The only alternative available, if Johansen is deemed on the cusp, but not quite ready, is returning to Portland. While playing time would not be a question, one wonders if he would be able to keep sharpening his edge. While I'm sure Team Canada would love to have him available for the 2012 WJC tournament, will he continue to push himself against what promises to be a lower tier of competition against the rest of the WHL? Would the knowledge that he wasn't quite ready for Columbus be enough to keep his fires burning? As a 1992 birthday, he'll be one of the older age group, should he return, and while I have no doubt that his continued edge in size and physical development would give him the potential to create some exceptional numbers, do we care if he re-writes Portland's record books when he could be making an impact in the NHL on a level similar to Calvert, or even Jake Voracek in his rookie campaign?

Perhaps the best of both worlds will be, if he earns the opportunity, to keep him in Columbus for the first few games of the regular season, and make the decision about keeping him in Columbus or returning him to Portland before he hits the 10 game "limit" that would activate the first year of his NHL contract.

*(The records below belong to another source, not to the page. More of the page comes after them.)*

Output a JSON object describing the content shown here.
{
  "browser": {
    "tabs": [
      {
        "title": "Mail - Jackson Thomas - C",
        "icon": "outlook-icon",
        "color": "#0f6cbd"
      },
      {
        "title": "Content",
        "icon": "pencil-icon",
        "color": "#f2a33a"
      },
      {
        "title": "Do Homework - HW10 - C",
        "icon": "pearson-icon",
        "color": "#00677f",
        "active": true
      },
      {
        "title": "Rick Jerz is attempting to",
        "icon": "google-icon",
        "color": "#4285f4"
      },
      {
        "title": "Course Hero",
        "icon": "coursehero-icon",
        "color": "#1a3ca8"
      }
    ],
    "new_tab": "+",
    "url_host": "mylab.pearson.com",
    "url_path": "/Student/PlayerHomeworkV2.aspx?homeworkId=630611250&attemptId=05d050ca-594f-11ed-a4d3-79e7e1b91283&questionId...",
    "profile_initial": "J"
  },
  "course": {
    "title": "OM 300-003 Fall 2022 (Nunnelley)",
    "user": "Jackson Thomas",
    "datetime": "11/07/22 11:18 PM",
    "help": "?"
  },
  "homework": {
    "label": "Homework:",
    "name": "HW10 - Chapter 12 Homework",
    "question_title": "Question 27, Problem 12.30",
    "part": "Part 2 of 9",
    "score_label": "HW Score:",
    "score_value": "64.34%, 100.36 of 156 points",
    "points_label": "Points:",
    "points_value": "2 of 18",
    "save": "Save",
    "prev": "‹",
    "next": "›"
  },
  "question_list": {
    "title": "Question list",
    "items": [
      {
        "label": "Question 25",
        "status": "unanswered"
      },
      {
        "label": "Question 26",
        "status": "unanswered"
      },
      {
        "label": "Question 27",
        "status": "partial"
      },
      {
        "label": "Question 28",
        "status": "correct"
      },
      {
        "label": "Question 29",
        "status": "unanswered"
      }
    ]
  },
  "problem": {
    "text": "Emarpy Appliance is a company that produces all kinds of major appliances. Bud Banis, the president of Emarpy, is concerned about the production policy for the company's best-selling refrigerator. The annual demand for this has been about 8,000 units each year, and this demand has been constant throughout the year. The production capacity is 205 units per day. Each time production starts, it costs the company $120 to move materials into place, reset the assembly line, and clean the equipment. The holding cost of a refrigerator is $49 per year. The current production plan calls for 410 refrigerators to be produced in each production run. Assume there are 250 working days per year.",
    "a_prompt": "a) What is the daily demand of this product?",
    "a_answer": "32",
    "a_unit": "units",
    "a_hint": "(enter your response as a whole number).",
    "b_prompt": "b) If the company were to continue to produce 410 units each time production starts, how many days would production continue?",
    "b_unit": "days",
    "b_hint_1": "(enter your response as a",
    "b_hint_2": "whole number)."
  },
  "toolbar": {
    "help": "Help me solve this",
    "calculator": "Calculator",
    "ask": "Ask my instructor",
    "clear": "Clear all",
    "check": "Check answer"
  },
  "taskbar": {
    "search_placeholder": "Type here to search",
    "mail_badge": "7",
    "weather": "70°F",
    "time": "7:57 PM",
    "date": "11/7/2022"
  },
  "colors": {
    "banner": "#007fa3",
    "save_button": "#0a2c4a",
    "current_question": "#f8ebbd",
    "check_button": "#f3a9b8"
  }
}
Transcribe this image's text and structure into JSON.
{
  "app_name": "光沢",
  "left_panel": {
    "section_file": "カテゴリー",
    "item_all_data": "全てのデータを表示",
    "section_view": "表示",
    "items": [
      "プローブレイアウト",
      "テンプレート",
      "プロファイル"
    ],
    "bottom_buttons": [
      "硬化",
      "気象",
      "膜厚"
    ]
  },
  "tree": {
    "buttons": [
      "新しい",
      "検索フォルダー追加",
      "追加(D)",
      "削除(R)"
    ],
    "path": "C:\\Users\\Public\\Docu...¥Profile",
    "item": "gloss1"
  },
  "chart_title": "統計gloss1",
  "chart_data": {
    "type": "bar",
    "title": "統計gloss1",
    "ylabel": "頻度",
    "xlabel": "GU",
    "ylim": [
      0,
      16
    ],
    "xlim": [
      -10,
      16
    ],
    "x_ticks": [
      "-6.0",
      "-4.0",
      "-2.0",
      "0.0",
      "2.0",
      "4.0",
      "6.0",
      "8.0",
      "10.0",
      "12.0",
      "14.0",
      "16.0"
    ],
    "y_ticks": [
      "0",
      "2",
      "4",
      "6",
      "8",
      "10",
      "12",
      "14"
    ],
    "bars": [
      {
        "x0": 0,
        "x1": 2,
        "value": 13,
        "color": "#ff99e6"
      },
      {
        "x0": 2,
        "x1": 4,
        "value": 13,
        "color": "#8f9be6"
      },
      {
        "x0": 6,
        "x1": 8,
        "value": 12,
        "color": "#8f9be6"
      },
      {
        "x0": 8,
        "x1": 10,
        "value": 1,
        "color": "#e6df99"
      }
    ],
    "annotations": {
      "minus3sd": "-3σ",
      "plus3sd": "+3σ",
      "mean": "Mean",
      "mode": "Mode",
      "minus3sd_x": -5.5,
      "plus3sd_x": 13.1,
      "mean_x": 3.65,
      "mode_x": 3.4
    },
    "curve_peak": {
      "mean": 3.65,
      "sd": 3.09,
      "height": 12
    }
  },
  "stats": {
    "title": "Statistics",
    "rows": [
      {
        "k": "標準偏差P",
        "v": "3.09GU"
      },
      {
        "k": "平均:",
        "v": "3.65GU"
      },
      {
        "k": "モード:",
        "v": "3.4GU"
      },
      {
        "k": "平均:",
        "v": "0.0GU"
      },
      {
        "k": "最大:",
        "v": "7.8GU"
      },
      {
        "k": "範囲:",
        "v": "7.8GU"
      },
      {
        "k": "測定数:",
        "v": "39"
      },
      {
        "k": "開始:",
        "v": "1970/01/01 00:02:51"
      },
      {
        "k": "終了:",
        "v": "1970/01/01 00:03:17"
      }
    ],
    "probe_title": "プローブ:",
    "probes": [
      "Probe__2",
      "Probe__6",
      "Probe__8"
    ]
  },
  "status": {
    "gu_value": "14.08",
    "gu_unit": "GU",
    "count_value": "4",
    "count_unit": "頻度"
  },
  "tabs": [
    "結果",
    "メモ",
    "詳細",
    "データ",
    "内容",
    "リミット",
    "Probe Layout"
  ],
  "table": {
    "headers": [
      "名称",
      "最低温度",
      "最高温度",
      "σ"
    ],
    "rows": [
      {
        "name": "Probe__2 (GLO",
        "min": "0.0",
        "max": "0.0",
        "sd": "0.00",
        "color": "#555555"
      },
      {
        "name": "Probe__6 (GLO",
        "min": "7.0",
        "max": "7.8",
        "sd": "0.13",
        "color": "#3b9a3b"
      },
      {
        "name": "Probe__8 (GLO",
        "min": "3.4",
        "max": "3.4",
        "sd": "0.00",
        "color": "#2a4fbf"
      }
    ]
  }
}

I've no doubt that Ryan Johansen will be an NHL player. The talent is there, the skill is there, the speed appears to be there. Anyone who saw him at prospects camp or training camp could see that he got more comfortable working with his new teammates every time he stepped onto the ice, and while he's yet to register a point in the NHL,  I can't help but think that his ability to keep a clean +/- rating against Pittsburgh and Washington (on the road, no less), was a good sign for his defensive game, as well. There are no glaring weaknesses or obvious flaws - merely a player who needs to have the chance to grow and adjust, and fill out his game as a natural result of maturing.

Is it Johansen's time? It's impossible to judge without seeing him on the ice again - but even as my head lines up the various reasons why it will be a difficult challenge for him, my heart can't bring itself to count him out.